Am I imagining watchers
?

Rathe stood up and hurried down the alley. He came out on a side street, searched both ways, then headed toward a rutted track that led to the eastern edge of Iceford. Here the forest tumbled down off the snowy feet of the Gyntors, and grew thickly amongst a scatter of hovels. Neither Iceford nor Wyvernmoor, farther east, had defensive walls. With the fall of the once powerful Iron Kings some five hundred years before, the last hostile armies of the north had long since dwindled to nothing. Roving brigands kept to the River Sedge in hopes of finding a grounded barge or river trader. They knew better than to attack villages inhabited by able-bodied woodcutters, miners, and trappers, folk who would dispatch a troublesome sort without hesitation, and then happily dump what was left of the marauder in the forest to feed bears, wolves, or frost leopards.

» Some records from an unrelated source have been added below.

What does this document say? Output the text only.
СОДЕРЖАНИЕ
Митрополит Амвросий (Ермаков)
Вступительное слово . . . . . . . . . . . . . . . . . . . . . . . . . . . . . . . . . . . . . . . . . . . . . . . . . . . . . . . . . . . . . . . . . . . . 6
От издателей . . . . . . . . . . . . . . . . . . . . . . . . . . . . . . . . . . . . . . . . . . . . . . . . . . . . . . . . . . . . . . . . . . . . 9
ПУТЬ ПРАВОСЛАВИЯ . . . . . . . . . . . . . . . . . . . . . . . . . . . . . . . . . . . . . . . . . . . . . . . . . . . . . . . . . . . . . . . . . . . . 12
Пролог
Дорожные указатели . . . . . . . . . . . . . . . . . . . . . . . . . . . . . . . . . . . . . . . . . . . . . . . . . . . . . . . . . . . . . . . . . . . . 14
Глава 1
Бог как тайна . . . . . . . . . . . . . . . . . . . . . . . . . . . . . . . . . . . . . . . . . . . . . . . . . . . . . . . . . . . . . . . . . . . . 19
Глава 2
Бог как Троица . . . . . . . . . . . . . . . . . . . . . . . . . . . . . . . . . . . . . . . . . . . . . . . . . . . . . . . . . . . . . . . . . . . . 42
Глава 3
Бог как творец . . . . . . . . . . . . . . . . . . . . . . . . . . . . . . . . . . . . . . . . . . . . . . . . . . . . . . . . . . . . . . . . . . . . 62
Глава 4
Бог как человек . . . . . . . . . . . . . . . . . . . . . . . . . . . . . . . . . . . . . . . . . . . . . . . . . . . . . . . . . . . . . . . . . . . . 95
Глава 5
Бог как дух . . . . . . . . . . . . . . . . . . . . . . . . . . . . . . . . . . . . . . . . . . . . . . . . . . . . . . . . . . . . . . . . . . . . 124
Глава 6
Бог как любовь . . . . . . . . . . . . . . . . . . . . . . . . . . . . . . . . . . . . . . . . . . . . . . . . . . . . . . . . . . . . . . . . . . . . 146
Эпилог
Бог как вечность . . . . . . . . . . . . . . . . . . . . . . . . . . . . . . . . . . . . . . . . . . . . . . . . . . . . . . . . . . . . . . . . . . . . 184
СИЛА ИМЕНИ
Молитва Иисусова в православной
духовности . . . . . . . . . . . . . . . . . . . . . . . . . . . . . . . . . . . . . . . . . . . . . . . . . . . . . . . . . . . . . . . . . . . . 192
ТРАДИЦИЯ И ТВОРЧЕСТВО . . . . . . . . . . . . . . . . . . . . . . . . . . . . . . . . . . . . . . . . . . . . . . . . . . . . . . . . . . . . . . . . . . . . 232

Rathe kept on along the frozen track until coming to a long, low, weathered-gray building. Iceford’s tannery. Despite the increasing snowfall and the deepening cold, the reek of rotten hides filled the air. The lower, riper stench of urine and dung fermenting in large vats, both used to soften rawhide into leather, made Rathe wish he had chosen a different sort to do his bidding. But Nesaea had told him urchins tended to see more than adults, as their lives very often depended on keen observation. The children he had employed were not the usual urchins found in a city, but dung-gathers serving the tanners.